The Finish traps us in a ruthless loop, the place its core household dangers change or progress, solely to disclaim it. Each those that preferred and loathed the movie agree this cycle makes for a really irritating viewing expertise. However this feels intentional. As he did in his two Oscar–nominated documentaries, The Look of Silence and The Act of Killing, Oppenheimer is itching his means beneath our pores and skin with unbelievable artistry to show the revolting actuality of human capabilities — not simply what horrors we will do to one another, but additionally what we will ignore to keep up even a fragile sense of civility.
In The Finish, even because the director presents us with individuals who have accomplished horrible issues, Oppenheimer would not lose empathy for them. Whereas their lies are plentiful, this unbelievable solid makes their ache really feel actual, so even regardless of our vexations or political views, you would possibly effectively ache for the mom who fears she’s dropping her son. And but — as absurd as this sounds — essentially the most devastating line in the entire film is about cake. Literal cake.
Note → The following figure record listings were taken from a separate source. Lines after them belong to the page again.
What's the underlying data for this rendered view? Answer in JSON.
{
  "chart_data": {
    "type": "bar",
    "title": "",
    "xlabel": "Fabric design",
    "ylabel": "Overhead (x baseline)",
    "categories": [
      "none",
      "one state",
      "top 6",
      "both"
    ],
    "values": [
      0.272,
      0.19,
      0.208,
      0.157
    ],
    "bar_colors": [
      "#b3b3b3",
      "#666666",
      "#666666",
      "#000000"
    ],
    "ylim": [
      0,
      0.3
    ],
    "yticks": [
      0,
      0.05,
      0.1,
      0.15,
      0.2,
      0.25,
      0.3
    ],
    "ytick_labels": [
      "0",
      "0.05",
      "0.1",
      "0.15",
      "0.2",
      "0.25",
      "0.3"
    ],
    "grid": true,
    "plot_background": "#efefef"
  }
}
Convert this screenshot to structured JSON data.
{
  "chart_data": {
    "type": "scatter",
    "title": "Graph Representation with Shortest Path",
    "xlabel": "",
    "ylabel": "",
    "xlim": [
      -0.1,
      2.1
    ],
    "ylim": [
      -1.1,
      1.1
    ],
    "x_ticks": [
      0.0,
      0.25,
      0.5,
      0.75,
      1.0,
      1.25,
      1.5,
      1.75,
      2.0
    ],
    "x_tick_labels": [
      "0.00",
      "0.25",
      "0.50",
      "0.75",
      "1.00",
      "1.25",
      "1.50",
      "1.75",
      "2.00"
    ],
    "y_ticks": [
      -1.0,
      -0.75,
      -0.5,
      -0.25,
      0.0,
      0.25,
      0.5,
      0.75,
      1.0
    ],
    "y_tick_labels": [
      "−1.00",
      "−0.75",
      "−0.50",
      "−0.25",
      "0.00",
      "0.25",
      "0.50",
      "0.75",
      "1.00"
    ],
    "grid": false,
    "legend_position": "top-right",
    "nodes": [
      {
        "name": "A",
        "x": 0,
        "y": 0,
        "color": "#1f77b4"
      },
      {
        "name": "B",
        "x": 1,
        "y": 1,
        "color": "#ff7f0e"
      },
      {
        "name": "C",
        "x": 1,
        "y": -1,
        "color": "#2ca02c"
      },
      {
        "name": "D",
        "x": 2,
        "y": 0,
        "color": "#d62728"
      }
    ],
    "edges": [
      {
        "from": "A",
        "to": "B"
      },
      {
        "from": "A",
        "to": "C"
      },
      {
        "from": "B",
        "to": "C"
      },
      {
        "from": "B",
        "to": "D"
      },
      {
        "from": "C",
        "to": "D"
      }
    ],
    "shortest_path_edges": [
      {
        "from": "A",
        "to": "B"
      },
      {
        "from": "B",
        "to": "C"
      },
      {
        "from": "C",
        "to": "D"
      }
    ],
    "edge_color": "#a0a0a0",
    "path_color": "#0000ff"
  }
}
Defying expectations of style, each musical and apocalypse narrative, The Finish is a problem thrown all the way down to audiences. The songs and dances usually are not glistening perfection, however often clunky or tinny. However this works as a result of every occasion is a mirrored image of that character, and the place they fall wanting their projection of perfection and happiness. The suffocatingly boring colours bleach the rosiness out of flushed cheeks, making the whole lot really feel vaguely lifeless, or possibly even embalmed. The movie’s plot results in a spot that’s effectively earned and but arduous to bear. But it is thrilling to see a musical take so many dangers, particularly when film studios appear afraid to even promote {that a} film is a musical. (See trailers for Imply Ladies, Wonka, and Depraved, all of which disguise the precise singing.) Frankly, it was refreshing to be this shocked and emotionally wrecked by a brand new musical.
All in all, The Finish is a gutsy movie that’s thrillingly unnerving, uncooked, and unique.
The Finish was reviewed out of its Canadian premiere on the 2024 Toronto Worldwide Movie Pageant. It opens in restricted launch Dec. 6.